Schaut man sich die Website des Designstudios Studiotut an, ist in fetten Lettern zu lesen: "Beim Reden kommen die Leute zusammen. Aber wer etwas tut, bringt mehr weiter. Deswegen machen wir einfach beides." Dieses Motto könnte für das gesamte Format der Passionswege gelten. Auch deshalb spannte man Maria Nemeth und Silvia Stocker (Studiotut) mit Maria-Theresia Bretschneider von der Tischlerei "Die Werkstatt" zusammen. Sie werden etwas ausbaldowern, das die Besucher dieser Station studieren und reflektieren lässt.

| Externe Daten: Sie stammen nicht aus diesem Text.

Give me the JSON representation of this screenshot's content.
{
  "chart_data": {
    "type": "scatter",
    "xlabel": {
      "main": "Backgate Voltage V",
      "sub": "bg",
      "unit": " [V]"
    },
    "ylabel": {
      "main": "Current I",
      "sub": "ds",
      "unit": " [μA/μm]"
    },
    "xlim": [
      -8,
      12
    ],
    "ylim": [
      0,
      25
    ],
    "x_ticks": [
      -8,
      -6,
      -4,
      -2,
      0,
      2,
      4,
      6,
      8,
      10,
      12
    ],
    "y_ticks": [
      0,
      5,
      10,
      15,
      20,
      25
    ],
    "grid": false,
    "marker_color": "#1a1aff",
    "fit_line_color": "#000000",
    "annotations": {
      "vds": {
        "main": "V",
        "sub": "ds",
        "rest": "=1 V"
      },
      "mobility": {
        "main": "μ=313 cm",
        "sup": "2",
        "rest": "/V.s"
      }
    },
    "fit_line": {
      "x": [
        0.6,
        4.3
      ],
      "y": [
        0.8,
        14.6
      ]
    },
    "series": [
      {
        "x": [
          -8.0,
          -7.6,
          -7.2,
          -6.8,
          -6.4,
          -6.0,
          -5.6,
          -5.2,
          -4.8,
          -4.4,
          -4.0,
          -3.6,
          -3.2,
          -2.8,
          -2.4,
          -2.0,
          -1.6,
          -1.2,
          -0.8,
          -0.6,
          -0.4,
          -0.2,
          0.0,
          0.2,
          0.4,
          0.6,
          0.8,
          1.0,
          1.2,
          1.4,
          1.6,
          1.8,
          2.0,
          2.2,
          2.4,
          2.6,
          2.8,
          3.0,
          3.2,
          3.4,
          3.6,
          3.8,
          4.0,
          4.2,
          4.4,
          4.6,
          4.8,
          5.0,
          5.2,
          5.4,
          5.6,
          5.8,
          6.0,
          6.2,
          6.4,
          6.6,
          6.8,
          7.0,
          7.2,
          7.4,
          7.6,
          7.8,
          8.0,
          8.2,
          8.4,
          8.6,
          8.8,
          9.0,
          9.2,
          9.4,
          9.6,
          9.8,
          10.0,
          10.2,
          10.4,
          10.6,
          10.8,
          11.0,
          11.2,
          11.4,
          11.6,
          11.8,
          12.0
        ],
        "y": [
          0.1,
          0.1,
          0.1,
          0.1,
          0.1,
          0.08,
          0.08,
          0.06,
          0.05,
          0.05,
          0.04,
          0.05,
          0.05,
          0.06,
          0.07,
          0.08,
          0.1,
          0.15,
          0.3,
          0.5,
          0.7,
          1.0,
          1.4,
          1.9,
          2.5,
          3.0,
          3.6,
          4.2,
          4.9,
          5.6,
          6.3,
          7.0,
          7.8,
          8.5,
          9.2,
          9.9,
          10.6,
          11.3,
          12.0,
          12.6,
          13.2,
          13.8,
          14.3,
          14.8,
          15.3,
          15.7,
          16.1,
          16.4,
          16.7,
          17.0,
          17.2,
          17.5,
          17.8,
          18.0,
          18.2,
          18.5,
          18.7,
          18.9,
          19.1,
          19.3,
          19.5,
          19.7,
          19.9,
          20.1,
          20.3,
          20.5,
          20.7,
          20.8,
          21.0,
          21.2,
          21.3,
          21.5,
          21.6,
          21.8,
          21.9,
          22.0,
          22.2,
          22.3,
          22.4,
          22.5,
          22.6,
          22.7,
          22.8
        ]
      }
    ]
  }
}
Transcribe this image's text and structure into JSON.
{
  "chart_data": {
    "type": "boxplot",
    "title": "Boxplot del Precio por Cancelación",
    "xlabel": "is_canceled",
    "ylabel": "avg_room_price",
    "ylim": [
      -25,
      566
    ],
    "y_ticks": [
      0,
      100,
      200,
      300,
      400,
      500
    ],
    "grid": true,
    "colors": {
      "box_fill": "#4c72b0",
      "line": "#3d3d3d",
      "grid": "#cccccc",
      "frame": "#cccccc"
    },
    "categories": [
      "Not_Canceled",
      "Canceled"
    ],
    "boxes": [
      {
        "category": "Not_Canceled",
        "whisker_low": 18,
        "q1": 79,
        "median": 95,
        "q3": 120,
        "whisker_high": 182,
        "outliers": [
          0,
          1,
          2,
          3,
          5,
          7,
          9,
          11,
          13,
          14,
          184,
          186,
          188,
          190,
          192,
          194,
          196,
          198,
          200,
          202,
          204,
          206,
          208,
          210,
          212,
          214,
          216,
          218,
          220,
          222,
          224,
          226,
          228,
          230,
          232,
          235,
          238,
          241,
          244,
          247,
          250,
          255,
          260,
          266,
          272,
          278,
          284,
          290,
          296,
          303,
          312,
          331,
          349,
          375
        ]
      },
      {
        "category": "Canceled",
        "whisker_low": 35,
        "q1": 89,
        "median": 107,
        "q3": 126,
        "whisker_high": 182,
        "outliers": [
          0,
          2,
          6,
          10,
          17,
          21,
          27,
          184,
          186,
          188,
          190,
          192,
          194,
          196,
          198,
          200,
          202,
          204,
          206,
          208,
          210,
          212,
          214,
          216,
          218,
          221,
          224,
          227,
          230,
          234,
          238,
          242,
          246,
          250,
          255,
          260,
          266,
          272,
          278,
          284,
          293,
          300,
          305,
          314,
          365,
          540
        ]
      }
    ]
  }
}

Die Werkstatt gilt als lebendiger Treffpunkt, als Ort des Austauschs, an dem die drei Frauen zeigen möchten, wie man Produkte, Themen und Räume in ein verknüpftes System einordnen kann, das die spannende Quintessenz von Handwerk sichtbar macht.

27. 9. – 5. 10.
Mo-Fr 10-18 Uhr, Sa 15.30-18.30 Uhr
Cocktail: Sa 28. 9. 15.30-18.30 Uhr
Tischlerei Bretschneider – Die Werkstatt, Sensengasse 4, 1090 Wien

www.diewerkstatt.at; www.studiotut.com

(Michael Hausenblas, RONDO, 26.9.2019)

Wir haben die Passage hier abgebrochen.